Si, par ailleurs, les rêves sont censés entretenir des liens particuliers avec des incidents futurs, c’est qu’ils permettent d’adopter un point de vue sur les choses telles qu’elles se trament. En vertu de la séparabilité du corps et de l’esprit des personnes, le phénomène onirique est appréhendé comme un point de vue spécifique sur des choses autrement perceptibles à l’état d’éveil. Mais parce que les mésaventures dépendent des dispositions des yoluja qui les mûrissent, elles demeurent en partie obscures et irréductibles à des « clés » permettant de les interpréter finement. Les diagnostiquer avec précision requiert la mise en place d’un dispositif chamanique ad hoc et le recours à des spécialistes capables de mobiliser leurs esprits auxiliaires. Ceux-ci sont jugés plus à même de jouir d’une perspective éclairée sur les forces qui guettent les individus et contraignent leur parcours dans le monde. De sorte que ce n’est pas en tant que savoirs cumulatifs que les clés des songes se transmettent, ni comme des grilles de lecture qu’elles sont utilisées. Elles sont des illustrations qu’il faut, dans la pratique, toujours évaluer à l’aune du contexte. De ce point de vue, on aurait tort de chercher à établir une liste reprenant systématiquement les types de rapports unissant des thèmes oniriques et les évènements qu’ils sont supposés annoncer, et penser toucher là au fonctionnement de l’interprétation sur un plan cognitif. Dans la mesure où les liens sont souvent repérés a posteriori et où ils sont susceptibles d’être stabilisés par leur circulation, les types d’association peuvent, non seulement être enrichis constamment, mais aussi varier d’une famille à l’autre et se complexifier chemin faisant. Ce que les clés des songes mettent ainsi en lumière, c’est une tendance à saisir les évènements par leur dimension indicielle et à repérer, en dépit de leur hétérogénéité et de leur éclatement dans le temps et l’espace, des liens qui permettent de (re)constituer la trame unissant de proche en proche des occurrences disparates.

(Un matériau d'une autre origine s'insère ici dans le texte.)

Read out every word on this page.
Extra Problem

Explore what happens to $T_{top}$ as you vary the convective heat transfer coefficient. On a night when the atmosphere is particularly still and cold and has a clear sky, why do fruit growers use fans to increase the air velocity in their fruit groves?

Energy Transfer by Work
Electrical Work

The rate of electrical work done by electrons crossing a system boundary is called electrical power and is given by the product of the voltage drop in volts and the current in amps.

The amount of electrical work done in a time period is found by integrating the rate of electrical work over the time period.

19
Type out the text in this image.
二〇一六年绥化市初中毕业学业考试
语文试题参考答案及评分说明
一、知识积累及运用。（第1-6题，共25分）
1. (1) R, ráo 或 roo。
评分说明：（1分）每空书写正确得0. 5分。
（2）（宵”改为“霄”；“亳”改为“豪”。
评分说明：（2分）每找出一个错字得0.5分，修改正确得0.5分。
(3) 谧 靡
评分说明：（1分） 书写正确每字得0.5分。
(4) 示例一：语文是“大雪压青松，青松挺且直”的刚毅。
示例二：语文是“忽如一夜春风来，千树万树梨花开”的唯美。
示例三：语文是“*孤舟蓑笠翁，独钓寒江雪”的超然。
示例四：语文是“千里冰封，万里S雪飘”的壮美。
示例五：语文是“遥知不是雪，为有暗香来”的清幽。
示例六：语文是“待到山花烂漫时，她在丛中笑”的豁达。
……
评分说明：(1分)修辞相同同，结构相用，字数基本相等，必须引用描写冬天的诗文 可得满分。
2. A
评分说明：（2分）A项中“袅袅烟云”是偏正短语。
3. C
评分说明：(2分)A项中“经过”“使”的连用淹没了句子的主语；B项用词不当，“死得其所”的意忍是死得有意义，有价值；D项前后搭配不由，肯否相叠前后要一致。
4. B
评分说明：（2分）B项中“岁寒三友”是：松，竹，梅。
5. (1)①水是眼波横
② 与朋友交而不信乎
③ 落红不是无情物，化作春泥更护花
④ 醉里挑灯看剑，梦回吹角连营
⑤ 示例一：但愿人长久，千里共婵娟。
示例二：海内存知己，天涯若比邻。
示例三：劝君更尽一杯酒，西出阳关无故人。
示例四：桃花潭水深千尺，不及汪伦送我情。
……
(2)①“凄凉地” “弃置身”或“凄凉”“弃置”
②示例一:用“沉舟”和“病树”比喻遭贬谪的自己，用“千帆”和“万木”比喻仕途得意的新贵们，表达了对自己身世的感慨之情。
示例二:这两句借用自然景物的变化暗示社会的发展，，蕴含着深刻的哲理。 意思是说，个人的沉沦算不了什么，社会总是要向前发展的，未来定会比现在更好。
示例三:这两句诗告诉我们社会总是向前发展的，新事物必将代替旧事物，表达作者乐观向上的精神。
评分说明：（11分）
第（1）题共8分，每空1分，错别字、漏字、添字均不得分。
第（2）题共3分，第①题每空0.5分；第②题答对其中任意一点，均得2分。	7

Il reste que si les rêves donnent lieu à des actions ciblées pour entraver des occurrences prévisibles, cela relève moins d’une tentative d’influer sur l’à-venir que d’une démarche visant à contrecarrer un « en-cours » avant que ses conséquences les plus manifestes ne se présentent. Il s’agit de réagir et de s’adapter à un contexte déjà en place, autant qu’anticiper sur ce qui n’est pas encore advenu. De façon peut-être inattendue, ces élans vers l’à-venir ne font que décliner un engagement « réactif », « non anticipatif » dans le monde ; ils reposent sur une tendance à sonder ce qui se trame plus qu’à agir (via une activité rituelle idoine par exemple) sur des évènements dont on pourrait, même partiellement, maîtriser les tonalités a priori.